Kivu Nyota Presse

EXTRAIT DE LA FILLE SANS COEUR

– Je ferais tout pour te sauver Léa, je ne te laisserai pas mourir…  

– Non Jean. Tu ne peux malheureusement rien faire. Les docteurs m’ont dit que je ne pourrais pas m’en sortir. Donc je n’ai que peu de jours à vivre, rien que deux mois. Mais s’il te plaît, Jean ! Quand je mourrais, n’oublie pas une chose, n’oublie pas que je t’aime plus que tout. N’oublie pas que tu es le seul homme que je désire épouser sur terre.

– Non, Léa …. Ne le dis pas s’il te plaît ! Je sais que je suis capable de te sauver et je le ferai.
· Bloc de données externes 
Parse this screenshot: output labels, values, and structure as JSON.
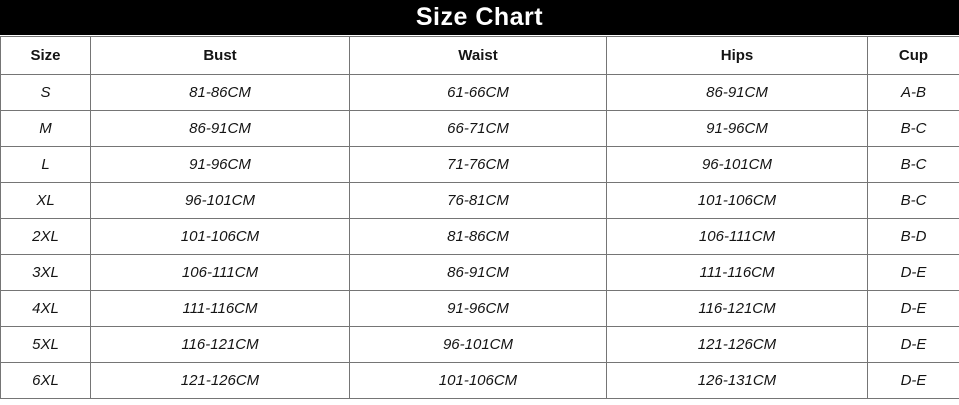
{
  "title": "Size Chart",
  "table": {
    "headers": [
      "Size",
      "Bust",
      "Waist",
      "Hips",
      "Cup"
    ],
    "rows": [
      {
        "size": "S",
        "bust": "81-86CM",
        "waist": "61-66CM",
        "hips": "86-91CM",
        "cup": "A-B"
      },
      {
        "size": "M",
        "bust": "86-91CM",
        "waist": "66-71CM",
        "hips": "91-96CM",
        "cup": "B-C"
      },
      {
        "size": "L",
        "bust": "91-96CM",
        "waist": "71-76CM",
        "hips": "96-101CM",
        "cup": "B-C"
      },
      {
        "size": "XL",
        "bust": "96-101CM",
        "waist": "76-81CM",
        "hips": "101-106CM",
        "cup": "B-C"
      },
      {
        "size": "2XL",
        "bust": "101-106CM",
        "waist": "81-86CM",
        "hips": "106-111CM",
        "cup": "B-D"
      },
      {
        "size": "3XL",
        "bust": "106-111CM",
        "waist": "86-91CM",
        "hips": "111-116CM",
        "cup": "D-E"
      },
      {
        "size": "4XL",
        "bust": "111-116CM",
        "waist": "91-96CM",
        "hips": "116-121CM",
        "cup": "D-E"
      },
      {
        "size": "5XL",
        "bust": "116-121CM",
        "waist": "96-101CM",
        "hips": "121-126CM",
        "cup": "D-E"
      },
      {
        "size": "6XL",
        "bust": "121-126CM",
        "waist": "101-106CM",
        "hips": "126-131CM",
        "cup": "D-E"
      }
    ]
  },
  "colors": {
    "title_bg": "#000000",
    "title_text": "#ffffff",
    "border": "#757575",
    "cell_text": "#141414",
    "background": "#ffffff"
  },
  "chart_data": {
    "type": "table",
    "title": "Size Chart",
    "columns": [
      "Size",
      "Bust",
      "Waist",
      "Hips",
      "Cup"
    ],
    "rows": [
      [
        "S",
        "81-86CM",
        "61-66CM",
        "86-91CM",
        "A-B"
      ],
      [
        "M",
        "86-91CM",
        "66-71CM",
        "91-96CM",
        "B-C"
      ],
      [
        "L",
        "91-96CM",
        "71-76CM",
        "96-101CM",
        "B-C"
      ],
      [
        "XL",
        "96-101CM",
        "76-81CM",
        "101-106CM",
        "B-C"
      ],
      [
        "2XL",
        "101-106CM",
        "81-86CM",
        "106-111CM",
        "B-D"
      ],
      [
        "3XL",
        "106-111CM",
        "86-91CM",
        "111-116CM",
        "D-E"
      ],
      [
        "4XL",
        "111-116CM",
        "91-96CM",
        "116-121CM",
        "D-E"
      ],
      [
        "5XL",
        "116-121CM",
        "96-101CM",
        "121-126CM",
        "D-E"
      ],
      [
        "6XL",
        "121-126CM",
        "101-106CM",
        "126-131CM",
        "D-E"
      ]
    ],
    "layout": {
      "header_style": "bold",
      "data_style": "italic",
      "grid": true,
      "title_position": "top-black-bar"
    }
  }
}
Je t’en fais la promesse. Je me battrai contre la mort s’il le faut.

– Et… et si je te disais que c’est impossible.

– Si cela est impossible… alors je mourrais aussi. Je mourrais pour notre amour Léa.

– Mais Jean !

– Ne sois pas têtue… je te sauverai. C’est promis.

Léa savait que c’était impossible mais elle se contenta d’accepter.

-D’accord Jean. D’accord.

Léa souffrait d’un vrai cancer de cœur. Elle-même savait que très bientôt elle pourrait mourir. 

Quand Jean arriva chez lui. Bien que stressé, il salua sa mère veuve.

-Bonsoir maman, dit-il en passant un petit bisou sur la joue de celle-ci.

– Ah ! Mon chéri. Où étais-tu passé ? Je n’arrivais pas à te joindre par téléphone.

– Je… j’étais avec Léa.

– Comment va-t-elle ?

– Très mal

– Mes prières … vas-y raconte-moi.

Il s’assit puis soupira :

-Léa va très mal maman. Les docteurs sont tous désespérés. Elle ne pourra pas s’en sortir facilement … disons, ils disent qu’elle mourra.

  • Grand Dieu !
  • Oui maman. J’ai promis de pouvoir la sauver. Même si je sais au fond de moi que cela est très difficile. Mais je n’y peux rien maman. Tu sais que je l’aime et cela plus que tout, malgré tout…
  • Je te comprends facilement, fils. J’ai aimé ton père plus que tout mais malgré cela il est mort. Je sais combien ça fait mal de perdre les gens qu’on aime.
  • Mais maman, dis-moi, crois-tu que c’est impossible de la sauver ?
  • Non, en amour, vois-tu… tout est possible. L’amour est plus fort que tout, mon fils.
  • Je te crois maman, je te crois…
  • Tu sais … je me sentirai si heureuse de t’aider.
  • Vraiment ?
  • Oui,… mon rêve c’est de te voir heureux.
  • Je sais bien ce que tu attends de moi ?
  • C’est le rêve de toutes les mamans, tu sais !
  • Mais maman, comment pourras-tu m’aider ?
  • On pourra ensemble chercher un fond pour payer la chirurgie de Léa.
  • Mais…
  • On en parlera plus tard. Vas-y… mange d’abord.
  • D’accord.

Le jour suivant, Jean se rendit chez Léa. Elle était si désespérée, si triste et n’avait personne pour la consoler.

  • Ne t’en fais pas ma chère Léa, tout va s’arranger.
  • Ne me donne pas de faux espoirs, Jean. Je sais que je mourrai très bientôt. Il est carrément impossible de me sauver. Alors s’il te plaît, arrête de me faire des faux espoirs.
  • Je…
  • Il y a une chose que tu dois savoir Jean, devant cette terrible situation que je dois affronter, nous devons malheureusement nous séparer.
  • Mais…
  • Je t’en prie Jean, pour l’amour du ciel, comprends-moi.

Comment osait-elle lui demander une chose pareille ? Lui qui, déjà, se disait mourir avec elle s’il le fallait.